The application of Maqaasid As-Shariah in achieving the UN SDGs

In simplistic terms, Maqaasid As-Sharia is defined as the “Goals of Shariah”. These encompass the 5 necessities of human existence. The preservation of: faith, life, intellect, lineage and wealth. These objectives have a great resemblance to the UN SDGs (United Nations Sustainable Development Goals). The SDGs are defined as “the world we want. They apply to all nations and mean, quite simply, to ensure that no one is left behind.”

Maqaasid As-Shariah involves realising the human well-being by enhancing welfare or benefit (maslaha) of the people on one hand, and preventing harm (mafsadah) on the other. The satisfaction of these needs is a basic human right and has been addressed under the generic term “Maqaasid As-Shariah”.

Although the SDGs have not been developed on a religious basis, most goals are nonetheless aligned with the spirit of Islamic law! Muslims are duty-bound by their religion to ensure the sustenance of the 5 necessities of Maqaasid As-Shariah. This means that the Islamic development is endogenously sustainable since preservation of life is an explicit objective of the Islamic law.

The dimensions of SDGs (the 5Ps) can also be found in Maqaasid As-Sharia as follows: People (Intellect), Planet (lineage), Prosperity (wealth), Partnership (faith) and Peace (life). When we talk about Maqaasid As-Shariah we are really talking about a guiding framework, a value system, the objectives of which are explained from the holy Qur’an. Some of these are referenced below:

  • No Poverty, Zero Hunger, Decent work and economic growth (SDG1, 2 & 8)

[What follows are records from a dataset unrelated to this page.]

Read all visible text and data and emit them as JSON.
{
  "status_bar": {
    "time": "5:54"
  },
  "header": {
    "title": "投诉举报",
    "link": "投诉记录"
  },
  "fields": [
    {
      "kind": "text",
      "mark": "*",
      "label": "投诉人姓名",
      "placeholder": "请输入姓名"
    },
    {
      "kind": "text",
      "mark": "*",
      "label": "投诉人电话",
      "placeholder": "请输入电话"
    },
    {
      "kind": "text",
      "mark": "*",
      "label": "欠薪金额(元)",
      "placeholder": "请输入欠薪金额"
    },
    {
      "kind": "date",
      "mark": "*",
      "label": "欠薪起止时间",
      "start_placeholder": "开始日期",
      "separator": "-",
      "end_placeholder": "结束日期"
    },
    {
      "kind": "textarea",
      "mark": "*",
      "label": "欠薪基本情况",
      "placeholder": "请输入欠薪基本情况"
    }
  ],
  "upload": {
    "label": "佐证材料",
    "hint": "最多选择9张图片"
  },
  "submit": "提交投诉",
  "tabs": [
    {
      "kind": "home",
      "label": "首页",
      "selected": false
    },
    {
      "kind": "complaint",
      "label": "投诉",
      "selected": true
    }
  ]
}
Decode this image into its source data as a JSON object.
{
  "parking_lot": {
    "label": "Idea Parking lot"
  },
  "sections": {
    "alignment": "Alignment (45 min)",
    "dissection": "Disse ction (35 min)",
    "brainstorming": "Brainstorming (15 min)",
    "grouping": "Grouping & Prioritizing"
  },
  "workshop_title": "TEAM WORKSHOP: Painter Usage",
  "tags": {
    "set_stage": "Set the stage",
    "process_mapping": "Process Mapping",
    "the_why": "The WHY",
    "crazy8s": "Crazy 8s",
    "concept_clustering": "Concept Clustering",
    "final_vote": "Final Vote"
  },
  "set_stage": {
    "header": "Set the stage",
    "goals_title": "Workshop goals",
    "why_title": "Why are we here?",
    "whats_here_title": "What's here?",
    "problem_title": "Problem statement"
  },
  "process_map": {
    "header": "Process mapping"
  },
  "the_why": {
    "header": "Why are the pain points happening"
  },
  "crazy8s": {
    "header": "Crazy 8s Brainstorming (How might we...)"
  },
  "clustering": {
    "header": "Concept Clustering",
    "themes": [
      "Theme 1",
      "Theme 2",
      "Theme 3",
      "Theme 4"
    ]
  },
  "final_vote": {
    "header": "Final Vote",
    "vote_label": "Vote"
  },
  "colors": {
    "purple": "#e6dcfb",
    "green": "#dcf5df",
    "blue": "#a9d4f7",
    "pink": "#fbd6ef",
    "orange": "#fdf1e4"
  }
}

[Chapter 16 v 97: “Whoever works righteousness, whether male or female, while he (or she) is a true believer verily, to him We will give a good life (in this world with respect, contentment and lawful provision)…”]

  • Good health and well-being (SDG 3), Quality Education (SDG 4), Clean water and Sanitation (SDG 6)

[Chapter 7 V 160: “…Eat of the good things with which we have provided you…”]

  • Gender equality (SDG 5)

[Chapter 49 v 13: “We have created you from a male and a female….Verily the most honourable of you with Allah is that (believer) who has at taqwa (piety)…”]

  • Affordable & Clean Energy (SDG 7), Climate Action (SDG 13)

[Chapter 7; V85: ““…and do not mischief the earth after it has been set in order…”]

  • Industry, Innovation & Infrastructure (SDG 9)

[Chapter 13 v 11: “…Verily, Allah will not change the good condition of a people as long as they do not change their state of goodness themselves …”]

  • Reducing inequality & Peace, Justice & Strong Institutions (SDG 10, 16)

[Chapter 4 v 135: “Stand out firmly for justice…”]

  • Responsible consumption & Production (SDG 12)

[Chapter 7 v 31: “…eat and drink but waste not in extravagance…”]

[Prophetic advice: “The food of one person is sufficient for two, the food of two people suffices for four people and the food of four people suffices for eight”]

  • Sustainable cities & Communities (SDG 11)

[Chapter 8 v 46: “…do not dispute (with one another)…”]

  • Life below Water (SDG 14), Life on Land (SDG 15)

[Chapter 30 v 41: “…Evil has appeared on land and sea because of what the hands of men have earned (by oppression and evil deeds)…”]

  • Partnerships for the goals (SDG 17)

[Chapter 5 v2: “…help you one another in virtue, righteousness and piety (common good) but do not help one another in sin and transgression…”]

The UN SDGs are primarily intended for the well-being of human beings. As sustainable development strives for a balanced economy, society and environment, Islam too drives a balance between the 3 to maintain efficient and effective resource usage. If spirituality becomes a way of life upholding timeless moral, ethical and human values, sustainability is certainly assured and Maqaasid As-Shariah to serve as governance framework, guidelines and values.